The Fate, Transport and Remediation of the Gasoline Additive Ethanol

摘要

Over the last two decades, methyl tertiary butyl ether (MTBE) and ethanol have been the two most common oxygenate gasoline additives. Due to various environmental issues and socio-political decisions, MTBE use is being reduced in the United States, while ethanol addition to gasoline will soon increase dramatically. This paper reviews the subsurface fate, transport and remediation of the gasoline additive ethanol. Since ethanol is infinitely soluble in water, very high ethanol concentrations may occur locally in groundwater, especially where neat (pure) ethanol is made, or blended with gasoline. Dissolved-phase ethanol has the potential to be quite mobile due to its very low adsorption to soil organic matter, and its very low Henry's Constant. However, ethanol transport with groundwater may be greatly limited by its tendency to readily biodegrade, both aerobically and anaerobically.

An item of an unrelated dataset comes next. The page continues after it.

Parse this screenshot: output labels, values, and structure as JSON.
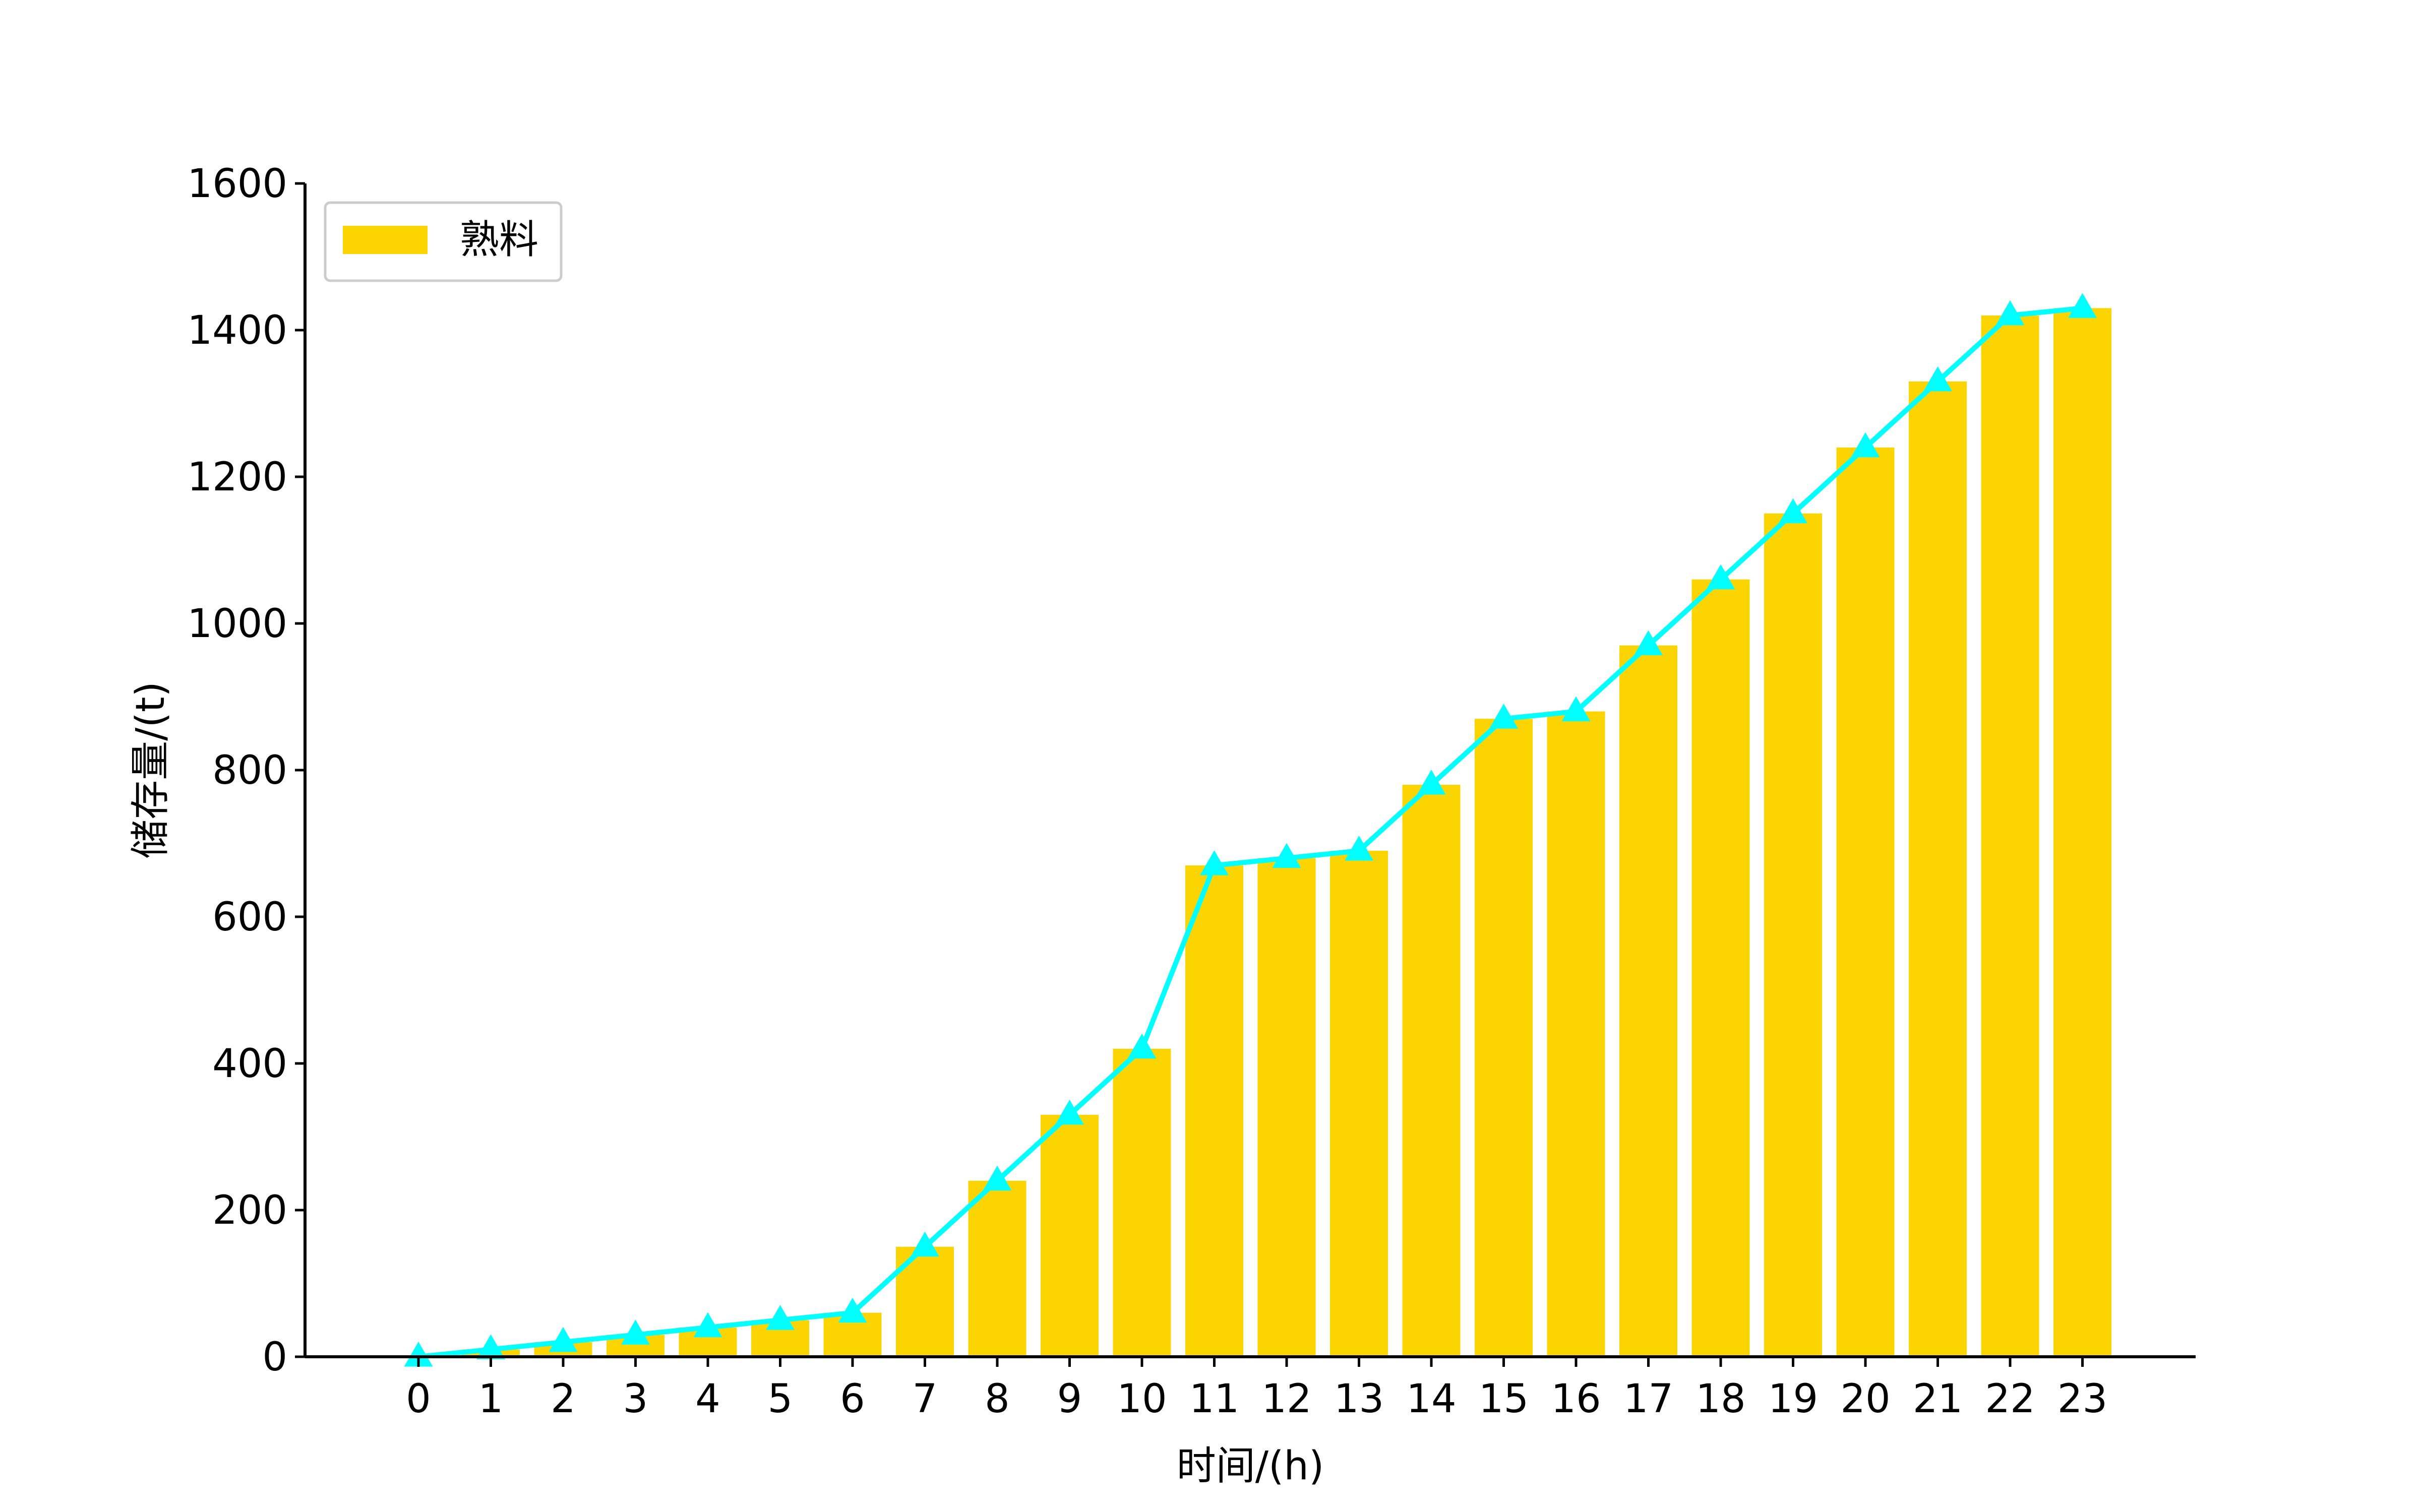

While ethanol's rapid biodegradation will limit the spread of ethanol plumes, the resulting dissolved oxygen consumption may cause the expansion of associated hydrocarbon plumes (ex: BTEX compounds). Several modeling efforts have predicted that BTEX plumes may increase 10-150% in length, though there is little field data for verification. Such BTEX plume length increases may impact the sites intending to use monitored natural attenuation as a remedial technology. Neat ethanol spills may produce ethanol concentrations in ground water that are high enough to cause increased levels of aromatic hydrocarbons. Also, neat ethanol spills may greatly increase the mobility of previously residual petroleum compounds, which may affect the outcome of risk based corrective action analyses. Therefore, the increased use of ethanol may complicate the transport and remediation of gasoline spills. Unfortunately, field data on ethanol plumes is very limited with only a few sites reporting any dissolved-phase concentration data. The existing literature on the remediation and treatment of ethanol is reviewed. Generally, the biological treatment methods should work very well for ethanol, while the physically-based technologies (air stripping or adsorption) are expected to perform poorly. At the present time, far less field data is available regarding the subsurface fate, transport and remediation of ethanol, than is available for other gasoline compounds (ex: benzene or MTBE).